How-To

What is a Home Equity Line of Credit (HELOC)?

Do you have substantial equity in your home and in need of cash? A Home Equity Line of Credit (HELOC) may just be for you.

Are you a homeowner? Do you have substantial equity in your home? Are you in need of cash? A Home Equity Line of Credit (HELOC) may just be an excellent way for you to borrow money at an attractive interest rate.

A HELOC is just one of many ways to borrow money for things like a home remodeling project, paying for college, consolidating debt, or any other needs you may have for a substantial amount of money. A HELOC has some considerable advantages over using a credit card, taking out an unsecured loan, or using financing that may be available from another source or service provider.

Let’s look at a real-world example of how a HELOC works.

Recently a friend of mine, let’s call him Joe, decided that he would like to do a substantial renovation on his home. The project included replacing all carpeting with real wood floors as well as painting and other structural modifications. The materials, as well as labor costs, were considerable and totaled approximately $25,000.

different carpenter tools (rubber hammer, electrofret, joiner angle) on the laminated floor

Joe didn’t want to load up or max out his credit cards, which certainly wouldn’t help his FICO Score, and the interest would be astronomical. The contractor also offered to provide financing, but the interest rate was very high, so it wasn’t the way he wanted to go. That left Joe with, in his mind, two choices. He could go to his bank or credit union for a conventional loan, or he could get a HELOC.

Joe bought his house several years ago, and its current market value is roughly $400,000. He owes about $300,000 on his mortgage, which means he has $100,000 of equity in his home. Joe could save a bundle in interest if he took advantage of that equity by setting up a HELOC to finance his home remodeling.

All banks and lending institutions have their own rules and fees, but generally, you can get a HELOC for 85 percent of the value of your home minus what you owe on it. So, using Joe’s example: Home value of $400,000 x 85% = $340,000. We subtract the amount owed on the original mortgage from the 85 percent number: $340,000 – $300,000 = $40,000. Joe was able to qualify for a HELOC of $40,000.

A HELOC generally has a variable interest rate (some lenders offer fixed rates too) that is tied to the prime rate.

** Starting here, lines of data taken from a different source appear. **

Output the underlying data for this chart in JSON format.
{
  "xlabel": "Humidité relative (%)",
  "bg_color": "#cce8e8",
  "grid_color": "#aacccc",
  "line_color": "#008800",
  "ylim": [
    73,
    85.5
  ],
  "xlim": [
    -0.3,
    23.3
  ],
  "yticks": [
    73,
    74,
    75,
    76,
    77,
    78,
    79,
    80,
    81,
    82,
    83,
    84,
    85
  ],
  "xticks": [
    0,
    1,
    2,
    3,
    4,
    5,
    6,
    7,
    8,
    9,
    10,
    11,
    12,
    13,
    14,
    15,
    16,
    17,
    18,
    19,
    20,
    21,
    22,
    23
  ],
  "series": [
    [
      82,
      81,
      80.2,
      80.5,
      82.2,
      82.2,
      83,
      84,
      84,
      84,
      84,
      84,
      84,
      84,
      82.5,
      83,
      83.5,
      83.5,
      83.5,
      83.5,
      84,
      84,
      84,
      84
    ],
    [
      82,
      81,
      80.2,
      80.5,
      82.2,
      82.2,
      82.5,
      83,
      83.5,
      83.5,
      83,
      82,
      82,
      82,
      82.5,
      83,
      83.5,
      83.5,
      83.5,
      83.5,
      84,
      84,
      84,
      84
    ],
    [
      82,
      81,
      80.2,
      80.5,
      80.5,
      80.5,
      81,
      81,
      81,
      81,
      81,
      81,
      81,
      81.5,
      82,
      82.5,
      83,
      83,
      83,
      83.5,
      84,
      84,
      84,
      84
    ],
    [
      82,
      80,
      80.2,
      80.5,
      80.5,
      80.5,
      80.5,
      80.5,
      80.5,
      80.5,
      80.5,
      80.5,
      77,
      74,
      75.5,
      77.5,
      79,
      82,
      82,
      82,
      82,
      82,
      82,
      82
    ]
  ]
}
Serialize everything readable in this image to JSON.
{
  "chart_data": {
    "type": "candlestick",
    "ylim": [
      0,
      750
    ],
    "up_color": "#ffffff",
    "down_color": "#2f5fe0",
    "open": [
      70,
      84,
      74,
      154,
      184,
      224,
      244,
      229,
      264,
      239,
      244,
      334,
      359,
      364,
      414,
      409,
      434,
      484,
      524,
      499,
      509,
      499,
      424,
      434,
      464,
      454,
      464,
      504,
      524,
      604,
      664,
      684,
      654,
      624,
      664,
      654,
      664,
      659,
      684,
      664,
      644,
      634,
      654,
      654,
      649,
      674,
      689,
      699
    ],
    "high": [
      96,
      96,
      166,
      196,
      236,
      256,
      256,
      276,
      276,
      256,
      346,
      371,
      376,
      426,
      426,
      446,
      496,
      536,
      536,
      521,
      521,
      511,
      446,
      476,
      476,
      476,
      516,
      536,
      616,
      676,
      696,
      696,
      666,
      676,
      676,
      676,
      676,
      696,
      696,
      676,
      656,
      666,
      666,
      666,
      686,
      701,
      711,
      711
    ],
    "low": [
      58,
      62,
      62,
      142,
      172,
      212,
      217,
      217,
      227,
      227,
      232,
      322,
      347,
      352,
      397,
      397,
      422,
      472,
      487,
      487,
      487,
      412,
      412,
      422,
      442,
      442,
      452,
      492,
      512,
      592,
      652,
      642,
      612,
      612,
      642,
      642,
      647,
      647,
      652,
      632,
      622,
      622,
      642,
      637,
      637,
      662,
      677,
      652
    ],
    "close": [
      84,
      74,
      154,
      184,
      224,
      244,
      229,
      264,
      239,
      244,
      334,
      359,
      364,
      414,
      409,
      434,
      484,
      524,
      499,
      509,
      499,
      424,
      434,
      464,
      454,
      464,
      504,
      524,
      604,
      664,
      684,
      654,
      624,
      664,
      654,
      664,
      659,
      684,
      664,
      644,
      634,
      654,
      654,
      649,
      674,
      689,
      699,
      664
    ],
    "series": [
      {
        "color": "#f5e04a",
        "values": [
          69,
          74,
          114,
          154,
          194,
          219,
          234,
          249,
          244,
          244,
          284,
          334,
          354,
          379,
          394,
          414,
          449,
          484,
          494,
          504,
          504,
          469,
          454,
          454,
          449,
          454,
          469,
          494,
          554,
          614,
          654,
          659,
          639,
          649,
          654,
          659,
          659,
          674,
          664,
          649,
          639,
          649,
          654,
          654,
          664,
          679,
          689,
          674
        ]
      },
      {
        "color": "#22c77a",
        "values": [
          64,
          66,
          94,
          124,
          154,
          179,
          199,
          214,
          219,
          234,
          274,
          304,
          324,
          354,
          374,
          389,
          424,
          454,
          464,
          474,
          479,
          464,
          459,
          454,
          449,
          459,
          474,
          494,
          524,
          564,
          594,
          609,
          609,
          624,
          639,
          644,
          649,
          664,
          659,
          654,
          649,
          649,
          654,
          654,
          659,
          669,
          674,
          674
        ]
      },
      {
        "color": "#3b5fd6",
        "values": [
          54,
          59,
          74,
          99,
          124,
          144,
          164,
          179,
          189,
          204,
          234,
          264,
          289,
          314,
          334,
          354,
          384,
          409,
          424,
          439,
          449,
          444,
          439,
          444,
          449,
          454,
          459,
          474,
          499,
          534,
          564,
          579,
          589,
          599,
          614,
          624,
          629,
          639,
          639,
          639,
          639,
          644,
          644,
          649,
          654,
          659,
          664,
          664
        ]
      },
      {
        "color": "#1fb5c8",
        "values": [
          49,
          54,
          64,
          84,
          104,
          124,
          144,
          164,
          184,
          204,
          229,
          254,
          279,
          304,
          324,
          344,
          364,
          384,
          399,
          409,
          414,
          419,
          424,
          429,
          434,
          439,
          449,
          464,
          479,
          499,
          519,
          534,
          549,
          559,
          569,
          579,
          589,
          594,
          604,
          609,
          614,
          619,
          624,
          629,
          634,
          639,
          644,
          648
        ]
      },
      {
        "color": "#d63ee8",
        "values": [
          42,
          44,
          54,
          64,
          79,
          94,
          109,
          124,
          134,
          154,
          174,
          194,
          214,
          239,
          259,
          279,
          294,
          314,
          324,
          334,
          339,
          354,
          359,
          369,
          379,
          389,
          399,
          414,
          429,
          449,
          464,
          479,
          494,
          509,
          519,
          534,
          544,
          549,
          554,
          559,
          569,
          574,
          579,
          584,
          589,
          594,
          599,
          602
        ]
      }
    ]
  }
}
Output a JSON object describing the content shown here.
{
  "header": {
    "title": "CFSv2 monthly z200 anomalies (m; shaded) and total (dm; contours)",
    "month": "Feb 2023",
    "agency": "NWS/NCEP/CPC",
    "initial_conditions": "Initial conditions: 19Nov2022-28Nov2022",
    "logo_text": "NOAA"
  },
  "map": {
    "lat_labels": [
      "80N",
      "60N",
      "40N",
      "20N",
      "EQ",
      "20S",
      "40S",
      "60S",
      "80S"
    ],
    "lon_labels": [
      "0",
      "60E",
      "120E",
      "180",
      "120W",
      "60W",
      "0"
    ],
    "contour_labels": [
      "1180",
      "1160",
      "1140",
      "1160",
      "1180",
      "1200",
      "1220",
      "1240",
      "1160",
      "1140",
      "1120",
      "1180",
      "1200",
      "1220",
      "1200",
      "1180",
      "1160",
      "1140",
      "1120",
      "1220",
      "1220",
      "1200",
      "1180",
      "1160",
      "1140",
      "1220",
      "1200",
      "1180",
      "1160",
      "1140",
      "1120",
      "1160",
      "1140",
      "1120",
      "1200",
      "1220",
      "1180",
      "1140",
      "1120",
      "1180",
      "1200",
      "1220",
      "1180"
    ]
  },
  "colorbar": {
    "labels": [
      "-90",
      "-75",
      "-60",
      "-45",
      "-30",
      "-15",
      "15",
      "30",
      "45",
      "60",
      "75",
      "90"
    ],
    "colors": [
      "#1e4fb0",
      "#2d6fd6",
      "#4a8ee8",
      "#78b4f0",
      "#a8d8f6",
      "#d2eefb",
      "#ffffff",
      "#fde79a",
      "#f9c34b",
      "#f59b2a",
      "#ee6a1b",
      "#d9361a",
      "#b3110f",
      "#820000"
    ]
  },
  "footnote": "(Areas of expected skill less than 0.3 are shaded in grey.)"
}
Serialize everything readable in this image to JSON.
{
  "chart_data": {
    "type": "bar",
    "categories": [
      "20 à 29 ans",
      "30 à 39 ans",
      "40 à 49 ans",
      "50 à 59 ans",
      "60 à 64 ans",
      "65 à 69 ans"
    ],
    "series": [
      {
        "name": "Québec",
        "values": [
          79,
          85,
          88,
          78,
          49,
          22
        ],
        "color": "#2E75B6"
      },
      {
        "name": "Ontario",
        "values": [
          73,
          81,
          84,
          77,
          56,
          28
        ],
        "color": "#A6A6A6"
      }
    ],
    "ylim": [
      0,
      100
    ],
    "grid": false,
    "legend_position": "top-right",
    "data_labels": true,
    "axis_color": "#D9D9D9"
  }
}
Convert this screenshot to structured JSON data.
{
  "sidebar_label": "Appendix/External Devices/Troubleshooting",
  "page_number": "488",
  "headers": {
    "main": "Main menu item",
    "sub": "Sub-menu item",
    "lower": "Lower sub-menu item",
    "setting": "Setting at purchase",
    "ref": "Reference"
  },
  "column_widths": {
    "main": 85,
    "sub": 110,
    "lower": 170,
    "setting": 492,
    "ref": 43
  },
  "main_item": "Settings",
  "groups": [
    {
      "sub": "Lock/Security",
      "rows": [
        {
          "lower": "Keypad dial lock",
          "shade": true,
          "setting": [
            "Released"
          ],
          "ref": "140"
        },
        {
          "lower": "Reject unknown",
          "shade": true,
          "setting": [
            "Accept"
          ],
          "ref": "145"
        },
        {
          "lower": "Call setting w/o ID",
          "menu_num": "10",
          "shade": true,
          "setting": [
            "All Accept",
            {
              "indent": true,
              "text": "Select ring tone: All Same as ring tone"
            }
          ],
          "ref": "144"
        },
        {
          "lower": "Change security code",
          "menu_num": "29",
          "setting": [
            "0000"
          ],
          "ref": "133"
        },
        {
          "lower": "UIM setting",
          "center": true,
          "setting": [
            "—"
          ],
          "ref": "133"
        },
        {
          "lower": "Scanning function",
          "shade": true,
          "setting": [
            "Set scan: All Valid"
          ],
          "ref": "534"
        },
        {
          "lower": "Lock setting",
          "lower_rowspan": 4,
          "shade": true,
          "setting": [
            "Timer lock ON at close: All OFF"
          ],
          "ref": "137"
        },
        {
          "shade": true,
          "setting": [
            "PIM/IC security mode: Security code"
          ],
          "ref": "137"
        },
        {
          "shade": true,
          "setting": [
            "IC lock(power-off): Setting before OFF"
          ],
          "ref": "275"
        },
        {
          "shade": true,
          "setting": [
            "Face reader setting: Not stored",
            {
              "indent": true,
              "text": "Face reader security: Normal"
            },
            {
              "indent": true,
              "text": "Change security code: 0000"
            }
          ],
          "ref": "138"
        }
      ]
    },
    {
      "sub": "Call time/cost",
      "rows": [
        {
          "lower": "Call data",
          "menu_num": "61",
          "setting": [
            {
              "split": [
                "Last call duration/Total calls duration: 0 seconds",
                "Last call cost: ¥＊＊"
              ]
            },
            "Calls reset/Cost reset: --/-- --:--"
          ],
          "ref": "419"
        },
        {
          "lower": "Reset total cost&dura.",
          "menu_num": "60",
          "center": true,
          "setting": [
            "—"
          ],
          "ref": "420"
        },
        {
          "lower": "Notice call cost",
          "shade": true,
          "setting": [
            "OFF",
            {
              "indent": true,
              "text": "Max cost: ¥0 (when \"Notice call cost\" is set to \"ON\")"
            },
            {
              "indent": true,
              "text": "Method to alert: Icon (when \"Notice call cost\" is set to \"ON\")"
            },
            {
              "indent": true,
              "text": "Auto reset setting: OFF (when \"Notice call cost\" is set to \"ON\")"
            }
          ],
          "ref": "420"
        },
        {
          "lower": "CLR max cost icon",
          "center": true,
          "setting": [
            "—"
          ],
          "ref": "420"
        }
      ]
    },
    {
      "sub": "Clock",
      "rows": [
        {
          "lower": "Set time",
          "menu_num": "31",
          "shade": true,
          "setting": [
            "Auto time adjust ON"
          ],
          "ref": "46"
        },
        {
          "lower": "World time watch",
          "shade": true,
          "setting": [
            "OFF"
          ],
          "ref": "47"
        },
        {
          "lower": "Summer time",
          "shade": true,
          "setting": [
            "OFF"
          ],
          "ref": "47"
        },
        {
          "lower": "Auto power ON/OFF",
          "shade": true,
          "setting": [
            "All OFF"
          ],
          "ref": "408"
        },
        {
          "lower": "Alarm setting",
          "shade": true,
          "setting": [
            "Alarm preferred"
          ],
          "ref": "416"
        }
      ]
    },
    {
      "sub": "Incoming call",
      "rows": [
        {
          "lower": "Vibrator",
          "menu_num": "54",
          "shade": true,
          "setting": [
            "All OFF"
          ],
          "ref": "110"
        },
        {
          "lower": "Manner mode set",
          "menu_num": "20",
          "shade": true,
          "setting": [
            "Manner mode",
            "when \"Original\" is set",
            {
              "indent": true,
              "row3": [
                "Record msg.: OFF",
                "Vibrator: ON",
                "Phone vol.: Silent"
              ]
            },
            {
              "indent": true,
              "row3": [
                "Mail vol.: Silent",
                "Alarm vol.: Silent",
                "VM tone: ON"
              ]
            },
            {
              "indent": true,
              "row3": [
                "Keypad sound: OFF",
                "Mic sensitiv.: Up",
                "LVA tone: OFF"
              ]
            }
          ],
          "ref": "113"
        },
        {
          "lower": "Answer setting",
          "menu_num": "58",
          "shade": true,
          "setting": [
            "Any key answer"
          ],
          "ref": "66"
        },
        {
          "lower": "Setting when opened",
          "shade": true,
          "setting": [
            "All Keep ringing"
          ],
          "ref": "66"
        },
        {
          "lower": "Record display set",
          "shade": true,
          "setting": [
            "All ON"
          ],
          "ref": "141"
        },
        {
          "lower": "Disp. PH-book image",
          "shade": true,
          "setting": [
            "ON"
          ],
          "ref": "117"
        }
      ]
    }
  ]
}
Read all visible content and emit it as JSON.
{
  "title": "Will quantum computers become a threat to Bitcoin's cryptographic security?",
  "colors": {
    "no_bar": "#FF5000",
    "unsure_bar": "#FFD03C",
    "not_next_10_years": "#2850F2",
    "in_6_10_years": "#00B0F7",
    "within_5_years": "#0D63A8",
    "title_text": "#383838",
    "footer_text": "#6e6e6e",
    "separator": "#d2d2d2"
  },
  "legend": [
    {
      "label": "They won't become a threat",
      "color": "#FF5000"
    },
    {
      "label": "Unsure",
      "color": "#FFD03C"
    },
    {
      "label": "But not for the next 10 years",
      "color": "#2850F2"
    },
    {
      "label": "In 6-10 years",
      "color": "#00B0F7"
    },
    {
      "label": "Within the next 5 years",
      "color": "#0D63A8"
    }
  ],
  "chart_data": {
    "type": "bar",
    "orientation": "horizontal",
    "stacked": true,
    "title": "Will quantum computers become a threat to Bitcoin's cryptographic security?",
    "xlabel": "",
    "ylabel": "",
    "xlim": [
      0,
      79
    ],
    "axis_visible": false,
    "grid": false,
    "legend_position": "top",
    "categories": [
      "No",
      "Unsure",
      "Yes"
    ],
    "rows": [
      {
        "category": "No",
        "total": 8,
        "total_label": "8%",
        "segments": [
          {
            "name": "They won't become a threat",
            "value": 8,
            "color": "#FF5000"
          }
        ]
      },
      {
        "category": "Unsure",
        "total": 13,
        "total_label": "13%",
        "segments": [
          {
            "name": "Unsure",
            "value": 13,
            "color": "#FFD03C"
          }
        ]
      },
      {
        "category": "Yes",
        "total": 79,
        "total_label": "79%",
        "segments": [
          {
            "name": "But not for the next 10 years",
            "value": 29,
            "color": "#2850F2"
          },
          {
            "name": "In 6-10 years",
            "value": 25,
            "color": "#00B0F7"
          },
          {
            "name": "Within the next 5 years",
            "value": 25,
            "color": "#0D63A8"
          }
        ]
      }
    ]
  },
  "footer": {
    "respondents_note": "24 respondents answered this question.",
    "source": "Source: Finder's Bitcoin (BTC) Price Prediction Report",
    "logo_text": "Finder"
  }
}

There is also a margin, typically around 1 percent, that stays consistent throughout the life of the loan. You’ll get a bill each month showing the principal and interest due. There is a draw period, which is usually 10 years, during which time you can withdraw any amount up to the agreed-upon limit. There is usually a 20-year repayment period that follows the draw period. During the repayment period, you cannot withdraw any funds and must pay back the remaining balance and interest.

One of the advantages to the HELOC is you can withdraw any amount up to the agreed-upon limit; in Joe’s case, this limit was $40,000. Joe started work on his house by withdrawing $25,000. As time went on, the project expanded a bit, and he took another $8,000. When the work was completed, Joe started paying back the interest and principal. The beauty of the HELOC is that you can continue to withdraw up to the credit limit during the draw period and if you’ve paid back some principal that counts towards the total funds available. A HELOC is like a credit card with one huge advantage; the interest rate is significantly lower on the HELOC compared to a credit card. Some people will take out a HELOC to consolidate their other higher interest debts, such as credit cards. Why pay 28 percent interest on a credit card when you can pay 6 percent on a HELOC?

Generally, to qualify for a HELOC, a lender will look at your credit score and history, your monthly income, monthly debts, and employment history. The process is very similar to applying for a mortgage.

The numbers I’ve used are all examples and will differ from what you’ll find in the current marketplace. All lenders have different terms and conditions for their HELOCs, and the fees can vary as well. It makes sense to shop around to find the HELOC that makes sense for your needs.